How long until you will be drawing money from the account?
The amount of time before you will be using your money will change your risks. Over the short time frame of a year or two, the volatility or changes of price in stocks will be your biggest risk. However, over longer periods of 10 years or more, your biggest risk becomes inflation. Inflation is almost guaranteed to eat away the purchasing power of investments in “safe” CDs and bonds. While the longer time period smooths out the possible returns of investments of more volatile stocks. The longer the period of time before you will be taking money from the account, the more volatility you are able to take on. For this increased volatility, you will be rewarded with higher returns. Many of the highest returning investments can vary greatly over months or a couple years, but these variations tend to average out to higher returns over a period of several years.
For example, you could buy a bank CD for a year that returns 1.3% that has virtually no risk of going down, or you could buy an S&P 500 ETF for a year that could go up 57%, but could also down 44% in one year. However, if you invested in a CD for 10 years you could get a return of 2.5% with virtually no volatility, but investing in an S&P 500 ETF has returned between -5% and 22% per year for 10 year periods with an average of over 10% annual returns.
This means that if you are going to use the money within a year, a more stable investment will be better for you because stocks are too likely to lose money over such a short time period. However, if your time horizon is over 10 years, stocks become a better investment because less volatile investments will lose too much purchasing power, while the returns on stocks become much less volatile.
What is your tolerance for risk or change in price?
Market downturns can be scary. Imagine seeing your retirement account, that you spent years building go from $100,000 to $60,000. Would you want to cut your losses to prevent losing more money? This is the exact reason a high percentage of people do worse than the market they are investing in. When prices are “on sale” for almost any item, people know it is time to buy, but for stocks, people often do the exact opposite and sell. It is emotional to see your account drop so drastically, so if you know that you are the type of person that would sell, it is very important for you to reduce the amount of exposure to volatile investments that have big swings in price. This will reduce your overall returns, but not nearly as much as selling when prices are at their lowest. You will need to find the balance between higher returns and the perception of safety to prevent emotional reactions that cause selling at the worst times.

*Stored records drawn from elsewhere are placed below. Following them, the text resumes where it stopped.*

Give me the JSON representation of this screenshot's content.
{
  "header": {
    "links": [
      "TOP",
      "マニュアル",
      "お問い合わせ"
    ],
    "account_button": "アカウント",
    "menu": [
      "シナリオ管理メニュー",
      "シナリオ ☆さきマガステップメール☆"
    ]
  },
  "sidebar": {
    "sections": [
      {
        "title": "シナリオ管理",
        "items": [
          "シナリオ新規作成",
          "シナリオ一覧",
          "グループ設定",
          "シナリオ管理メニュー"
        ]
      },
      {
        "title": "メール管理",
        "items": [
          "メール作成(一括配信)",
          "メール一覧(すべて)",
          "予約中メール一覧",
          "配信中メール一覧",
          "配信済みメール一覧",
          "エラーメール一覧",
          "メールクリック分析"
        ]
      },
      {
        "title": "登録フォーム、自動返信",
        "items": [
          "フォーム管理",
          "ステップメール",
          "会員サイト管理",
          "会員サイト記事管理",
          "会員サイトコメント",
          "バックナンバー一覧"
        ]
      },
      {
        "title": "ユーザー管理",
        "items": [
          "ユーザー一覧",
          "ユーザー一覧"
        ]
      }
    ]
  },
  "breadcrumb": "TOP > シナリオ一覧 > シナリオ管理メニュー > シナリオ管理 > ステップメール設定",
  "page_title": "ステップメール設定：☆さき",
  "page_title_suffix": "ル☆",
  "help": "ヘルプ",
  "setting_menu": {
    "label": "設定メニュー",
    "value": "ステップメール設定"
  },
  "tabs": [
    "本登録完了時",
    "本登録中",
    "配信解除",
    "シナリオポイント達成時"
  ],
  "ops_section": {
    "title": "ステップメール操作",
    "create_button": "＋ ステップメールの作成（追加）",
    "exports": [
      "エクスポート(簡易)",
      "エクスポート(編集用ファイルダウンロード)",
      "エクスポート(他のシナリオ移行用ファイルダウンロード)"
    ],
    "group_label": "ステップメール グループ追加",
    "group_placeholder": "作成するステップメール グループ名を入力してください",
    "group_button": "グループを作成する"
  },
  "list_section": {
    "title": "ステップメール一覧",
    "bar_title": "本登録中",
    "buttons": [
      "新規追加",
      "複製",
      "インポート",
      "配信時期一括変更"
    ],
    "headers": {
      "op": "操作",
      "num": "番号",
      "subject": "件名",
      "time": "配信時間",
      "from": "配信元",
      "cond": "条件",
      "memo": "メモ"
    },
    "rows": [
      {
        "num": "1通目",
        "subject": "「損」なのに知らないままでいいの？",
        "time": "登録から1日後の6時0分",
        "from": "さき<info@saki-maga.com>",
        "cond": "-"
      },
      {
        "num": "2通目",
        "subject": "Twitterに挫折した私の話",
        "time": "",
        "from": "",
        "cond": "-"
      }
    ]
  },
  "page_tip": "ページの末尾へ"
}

How much time do you want to spend researching investments and making adjustments?
There is more information on stocks the possible for any single human to take in. You could spend all of your waking hours researching stocks and still not know everything. Picking stocks is a zero-sum game, meaning that for someone to make above average returns, someone else has to do worse than the market. When you decide to choose and pick stocks for yourself, you are competing against professional stock pickers that spend at least 8 hours a day researching stocks. Even the majority of professionals still underperform the market due to trading fees and expenses. The other thing that you must consider is the opportunity cost. What other things could you spend your time doing that would be more fulfilling for you? I love researching investments, but many people would rather spend their free time doing other things.
Should I hire an investment advisor?
I believe that you can have excellent results with less effort choosing investments than it would take to choose an investment advisor. The problem with choosing investment advisors is that you must determine both their integrity and their ability. However, the nature of investing business makes it difficult to determine either. If you don’t already know enough to invest for yourself, you won’t know enough to know you are being taken advantage of. Also, there is a high component of luck in determining short-term investment returns that is indistinguishable from skill that can only be statistically determined after decades of data and market conditions will likely be different and those investors will probably no longer be accepting money.